Mientras tanto, es claro que las cosas pueden empeorar: algunas figuras del nuevo gabinete atrasan muchos años y no se llevan bien con una sociedad más democrática, más progresista o más transparente. Asimismo, es de prever que el oficialismo quemará todas las naves, apelará a cualquier demagogia de ocasión e hipotecará económicamente al país por lo que resta de su mandato para repartir recursos -propios o ajenos- a manos llenas. El problema de fondo serán los dos años que quedan por delante, después del escrutinio definitivo, y la ciclópea tarea de construir un consenso post-populista que nos permita superar un modelo ya irremisiblemente agotado, que nos condena a una larga agonía.
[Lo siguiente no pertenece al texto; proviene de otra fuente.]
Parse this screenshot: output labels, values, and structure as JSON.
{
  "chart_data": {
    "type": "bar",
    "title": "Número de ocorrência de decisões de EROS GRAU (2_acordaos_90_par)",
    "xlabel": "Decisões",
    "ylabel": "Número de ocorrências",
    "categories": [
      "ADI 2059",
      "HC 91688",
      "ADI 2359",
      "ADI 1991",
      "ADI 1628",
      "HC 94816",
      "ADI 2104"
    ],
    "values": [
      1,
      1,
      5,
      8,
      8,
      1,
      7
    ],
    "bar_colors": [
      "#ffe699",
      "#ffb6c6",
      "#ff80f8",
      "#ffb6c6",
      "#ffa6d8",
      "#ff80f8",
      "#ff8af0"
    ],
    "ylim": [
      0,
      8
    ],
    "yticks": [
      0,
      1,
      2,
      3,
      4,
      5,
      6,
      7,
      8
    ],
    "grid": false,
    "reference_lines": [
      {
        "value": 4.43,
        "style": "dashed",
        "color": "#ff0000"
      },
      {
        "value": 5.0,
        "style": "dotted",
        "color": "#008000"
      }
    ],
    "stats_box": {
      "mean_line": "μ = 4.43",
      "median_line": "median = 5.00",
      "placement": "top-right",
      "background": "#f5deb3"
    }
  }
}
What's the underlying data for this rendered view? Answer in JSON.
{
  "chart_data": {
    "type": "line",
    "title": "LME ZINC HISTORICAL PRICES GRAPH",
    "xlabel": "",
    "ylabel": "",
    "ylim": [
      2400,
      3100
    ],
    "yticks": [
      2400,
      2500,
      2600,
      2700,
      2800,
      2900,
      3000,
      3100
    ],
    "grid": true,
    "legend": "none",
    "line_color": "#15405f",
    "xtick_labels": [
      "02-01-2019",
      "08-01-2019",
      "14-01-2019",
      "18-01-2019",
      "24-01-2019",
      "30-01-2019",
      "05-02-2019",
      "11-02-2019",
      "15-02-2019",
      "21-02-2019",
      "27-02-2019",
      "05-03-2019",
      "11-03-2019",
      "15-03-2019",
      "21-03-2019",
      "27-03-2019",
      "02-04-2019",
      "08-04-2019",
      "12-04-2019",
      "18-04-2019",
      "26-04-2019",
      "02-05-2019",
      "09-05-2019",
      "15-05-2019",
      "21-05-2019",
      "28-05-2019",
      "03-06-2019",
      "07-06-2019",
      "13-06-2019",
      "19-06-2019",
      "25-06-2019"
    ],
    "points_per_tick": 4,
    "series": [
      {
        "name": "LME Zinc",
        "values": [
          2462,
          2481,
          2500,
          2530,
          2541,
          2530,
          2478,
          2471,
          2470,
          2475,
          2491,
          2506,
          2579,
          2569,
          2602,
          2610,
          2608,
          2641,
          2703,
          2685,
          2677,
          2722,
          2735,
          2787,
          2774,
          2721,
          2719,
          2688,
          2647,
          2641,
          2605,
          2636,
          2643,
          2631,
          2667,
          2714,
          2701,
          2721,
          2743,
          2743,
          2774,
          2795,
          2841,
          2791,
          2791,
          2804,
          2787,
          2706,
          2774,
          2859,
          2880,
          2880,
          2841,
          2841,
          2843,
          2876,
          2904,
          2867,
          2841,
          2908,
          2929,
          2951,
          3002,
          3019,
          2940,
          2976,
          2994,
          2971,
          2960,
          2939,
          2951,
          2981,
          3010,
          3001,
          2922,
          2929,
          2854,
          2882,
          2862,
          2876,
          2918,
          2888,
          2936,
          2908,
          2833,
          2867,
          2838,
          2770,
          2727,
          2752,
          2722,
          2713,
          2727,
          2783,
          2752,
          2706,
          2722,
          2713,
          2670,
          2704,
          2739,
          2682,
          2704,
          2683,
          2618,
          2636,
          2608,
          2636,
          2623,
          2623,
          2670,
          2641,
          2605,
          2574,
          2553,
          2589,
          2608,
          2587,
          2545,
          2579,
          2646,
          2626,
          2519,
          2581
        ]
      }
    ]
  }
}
Aunque dentro de este complejo e incierto escenario quizá haya alguna luz de esperanza: tal vez esté llegando el momento del cambio de tendencia. Ya sabemos que la política argentina es muy primitiva: carece de límites éticos, institucionales, ideológicos o programáticos, a la vez que arrastra atávicos rasgos caudillistas, clientelares y patrimonialistas. Por otra parte, vive en un eterno presente, condicionado por el juego de reglas constitucionales que establecen elecciones cada dos años. En este marco, recién cuando el agua nos llega al cuello los dirigentes encaran reformas de más largo plazo, en el entendido de que el costo de no hacer nada supera largamente el riesgo de hacer algo. O como decía Perón en alguna oportunidad, parafraseando un viejo dicho español: un político decide cambiar cuando vislumbra que además de perder lo que tiene, también está a punto de “perder las orejas”.
La Plata, 24 de septiembre de 2021
Las opiniones son a título personal
*Profesor titular del Departamento de Sociología de la Universidad Nacional de La Plata (UNLP) y docente de postgrado de la Universidad de San Andrés.